Poster Presentation 38th Lorne Cancer Conference 2026

Targeting fibroblast growth factor (FGF)-fusions in previously untreatable cancers (#120)

Nyah C Brooks 1 2 , Hannah Law 1 , Alex Tonkin 1 , Anuradha Narayan 1 , Christine Lee 1 , Kristine Fernandez 1 , Sarah Alexandrou 1 2 , Heloisa H Milioli 1 2 , Liz C Caldon 1 2
  1. Garvan Institute of Medical Research, Darlinghurst, NSW, Australia
  2. St Vincent's Clinical School, Faculty of Medicine, University of New South Wales, Sydney, NSW, Australia

An enormous challenge of advanced cancer treatments is the development of therapeutic resistance and subsequent disease relapse. Gene fusions are key oncogenic drivers detected in advanced breast cancers that hijack integral cellular signalling pathways, resulting in gene dysregulation and ultimately contribute to treatment evasion. The FGF signalling axis is dysregulated in 5-10% of all cancers and fusions of the associated receptor proteins (FGFR1-4) are oncogenic drivers. Fortunately, FGFR - fusions are amenable to therapeutic targeting with FGFR inhibitors, and identifying further fusions in this pathway would increase the number of patients who could benefit from FGFR inhibitors.  

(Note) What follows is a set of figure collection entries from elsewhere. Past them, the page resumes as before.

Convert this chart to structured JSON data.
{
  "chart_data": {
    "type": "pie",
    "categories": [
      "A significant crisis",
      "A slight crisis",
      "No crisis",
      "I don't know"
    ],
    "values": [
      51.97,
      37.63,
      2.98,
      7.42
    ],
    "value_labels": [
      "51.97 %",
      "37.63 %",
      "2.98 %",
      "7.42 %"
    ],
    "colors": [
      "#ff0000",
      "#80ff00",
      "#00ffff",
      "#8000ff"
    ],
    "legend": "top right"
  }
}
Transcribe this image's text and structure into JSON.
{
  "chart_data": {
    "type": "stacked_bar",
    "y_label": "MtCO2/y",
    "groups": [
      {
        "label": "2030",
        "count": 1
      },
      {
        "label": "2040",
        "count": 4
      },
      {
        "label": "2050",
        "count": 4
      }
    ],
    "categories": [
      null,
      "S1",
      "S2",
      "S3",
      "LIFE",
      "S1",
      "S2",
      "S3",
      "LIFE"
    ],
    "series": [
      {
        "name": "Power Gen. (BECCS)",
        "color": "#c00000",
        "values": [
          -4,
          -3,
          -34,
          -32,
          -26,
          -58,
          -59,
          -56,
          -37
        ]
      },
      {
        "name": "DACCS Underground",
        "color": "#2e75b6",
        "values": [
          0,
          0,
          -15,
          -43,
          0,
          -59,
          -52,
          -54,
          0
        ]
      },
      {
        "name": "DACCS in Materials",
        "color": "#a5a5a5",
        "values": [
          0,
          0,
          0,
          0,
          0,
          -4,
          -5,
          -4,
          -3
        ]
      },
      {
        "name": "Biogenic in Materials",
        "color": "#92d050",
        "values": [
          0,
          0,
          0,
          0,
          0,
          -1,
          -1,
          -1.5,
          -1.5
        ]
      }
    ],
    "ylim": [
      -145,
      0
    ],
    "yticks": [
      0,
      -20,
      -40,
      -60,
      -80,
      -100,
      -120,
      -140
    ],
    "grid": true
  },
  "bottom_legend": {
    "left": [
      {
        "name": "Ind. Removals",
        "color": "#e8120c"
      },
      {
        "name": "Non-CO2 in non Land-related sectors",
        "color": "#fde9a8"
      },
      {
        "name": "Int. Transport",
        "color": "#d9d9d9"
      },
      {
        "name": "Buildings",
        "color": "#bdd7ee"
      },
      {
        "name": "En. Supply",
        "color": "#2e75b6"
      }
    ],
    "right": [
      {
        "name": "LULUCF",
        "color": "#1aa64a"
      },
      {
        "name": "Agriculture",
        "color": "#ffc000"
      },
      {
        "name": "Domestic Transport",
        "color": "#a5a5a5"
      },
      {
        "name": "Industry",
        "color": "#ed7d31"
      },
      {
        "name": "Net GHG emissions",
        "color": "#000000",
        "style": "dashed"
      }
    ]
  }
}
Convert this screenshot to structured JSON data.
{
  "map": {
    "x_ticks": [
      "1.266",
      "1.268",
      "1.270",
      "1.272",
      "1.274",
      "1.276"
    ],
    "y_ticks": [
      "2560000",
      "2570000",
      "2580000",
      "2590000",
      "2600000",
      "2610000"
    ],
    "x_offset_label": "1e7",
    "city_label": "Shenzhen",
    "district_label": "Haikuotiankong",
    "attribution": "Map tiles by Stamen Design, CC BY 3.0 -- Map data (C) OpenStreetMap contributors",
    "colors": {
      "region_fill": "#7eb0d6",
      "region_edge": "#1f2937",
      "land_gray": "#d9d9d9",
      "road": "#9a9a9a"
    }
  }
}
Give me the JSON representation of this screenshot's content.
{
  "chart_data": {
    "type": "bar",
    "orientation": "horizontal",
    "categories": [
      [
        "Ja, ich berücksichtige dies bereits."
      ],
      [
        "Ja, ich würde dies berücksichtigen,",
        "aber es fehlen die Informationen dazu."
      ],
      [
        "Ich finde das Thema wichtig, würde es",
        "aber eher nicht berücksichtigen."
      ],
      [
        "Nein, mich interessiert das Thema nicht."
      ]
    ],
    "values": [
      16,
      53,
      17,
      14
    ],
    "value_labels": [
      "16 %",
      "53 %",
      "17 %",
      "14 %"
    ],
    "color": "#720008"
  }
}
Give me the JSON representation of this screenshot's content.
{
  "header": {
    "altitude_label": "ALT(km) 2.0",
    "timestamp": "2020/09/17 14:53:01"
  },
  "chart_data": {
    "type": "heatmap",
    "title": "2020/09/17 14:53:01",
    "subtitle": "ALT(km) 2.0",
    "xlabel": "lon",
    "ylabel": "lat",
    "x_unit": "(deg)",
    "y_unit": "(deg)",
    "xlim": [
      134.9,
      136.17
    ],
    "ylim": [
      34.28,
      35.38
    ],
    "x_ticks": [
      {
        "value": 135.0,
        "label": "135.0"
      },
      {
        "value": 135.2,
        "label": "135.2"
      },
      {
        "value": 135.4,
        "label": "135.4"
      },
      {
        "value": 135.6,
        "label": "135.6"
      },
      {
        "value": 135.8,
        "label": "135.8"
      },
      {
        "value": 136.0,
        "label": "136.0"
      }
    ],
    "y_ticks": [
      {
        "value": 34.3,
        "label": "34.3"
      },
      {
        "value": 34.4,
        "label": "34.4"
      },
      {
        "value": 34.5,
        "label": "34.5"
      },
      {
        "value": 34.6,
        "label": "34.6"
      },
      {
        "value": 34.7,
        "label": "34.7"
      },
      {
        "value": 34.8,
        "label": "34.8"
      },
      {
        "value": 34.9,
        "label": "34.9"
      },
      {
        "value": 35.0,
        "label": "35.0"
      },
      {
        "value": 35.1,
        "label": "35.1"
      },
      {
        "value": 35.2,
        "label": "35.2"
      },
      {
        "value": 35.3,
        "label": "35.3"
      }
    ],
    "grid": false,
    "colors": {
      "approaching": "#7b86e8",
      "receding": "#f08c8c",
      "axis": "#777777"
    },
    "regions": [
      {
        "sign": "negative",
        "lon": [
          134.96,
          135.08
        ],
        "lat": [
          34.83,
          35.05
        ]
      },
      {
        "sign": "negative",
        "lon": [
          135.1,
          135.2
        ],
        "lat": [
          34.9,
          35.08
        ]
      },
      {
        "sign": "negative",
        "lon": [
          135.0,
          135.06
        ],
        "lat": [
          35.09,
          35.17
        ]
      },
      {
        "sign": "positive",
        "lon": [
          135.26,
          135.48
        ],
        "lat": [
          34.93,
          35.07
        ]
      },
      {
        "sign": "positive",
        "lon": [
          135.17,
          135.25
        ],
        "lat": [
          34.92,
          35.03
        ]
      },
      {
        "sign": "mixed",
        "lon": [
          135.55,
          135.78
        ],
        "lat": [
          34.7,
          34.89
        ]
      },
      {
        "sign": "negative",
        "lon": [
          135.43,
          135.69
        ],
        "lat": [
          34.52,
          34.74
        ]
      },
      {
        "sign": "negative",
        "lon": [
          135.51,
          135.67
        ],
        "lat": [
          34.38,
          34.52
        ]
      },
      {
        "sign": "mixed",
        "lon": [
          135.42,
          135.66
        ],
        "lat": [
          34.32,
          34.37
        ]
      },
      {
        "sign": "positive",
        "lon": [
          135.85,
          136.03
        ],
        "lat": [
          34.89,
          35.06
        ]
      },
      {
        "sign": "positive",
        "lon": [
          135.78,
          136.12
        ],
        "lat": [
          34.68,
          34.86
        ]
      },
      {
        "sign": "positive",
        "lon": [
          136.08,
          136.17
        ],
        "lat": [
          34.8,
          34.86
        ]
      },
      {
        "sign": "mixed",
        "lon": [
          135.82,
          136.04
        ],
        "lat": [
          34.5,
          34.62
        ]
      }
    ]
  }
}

Here, we identify and validate elevated expression of a novel FGF ligand fusion, MIR181AHG-FGF10, in drug-resistance breast cancer cells, and demonstrateits contribution to enhanced proliferative and migratory capacity. Selective inhibition of MIR181AHG-FGF10 with two FGFR inhibitors, infigratinib and pemigatinib, revealed reduction in survival and proliferative potential in clonogenic assays, reduced migration in scratch wound assays, and reduced proliferation of metastatic lung lesions from xenografts. In silico analysis of TCGA datasets identified 5 candidate FGF10 fusions in a range of malignancies. Fusions were in frame, retained FGFR activation domains, exhibited canonical dinucleotides at 5’ and 3’ fusion breakpoints and were highly expressed. Tofurther elucidate the oncogenic potential of these FGF-ligand fusions, we have generated a series of MCF7 cell lines overexpressing candidate FGF10 fusions (PAIP1-FGF10, PHC1-FGF10, NIPBL-FGF10). The identification of novel FGF fusion offers the opportunity to match FGF fusion-expressing patients with advanced cancers to FGFR inhibitors with existing FDA approval.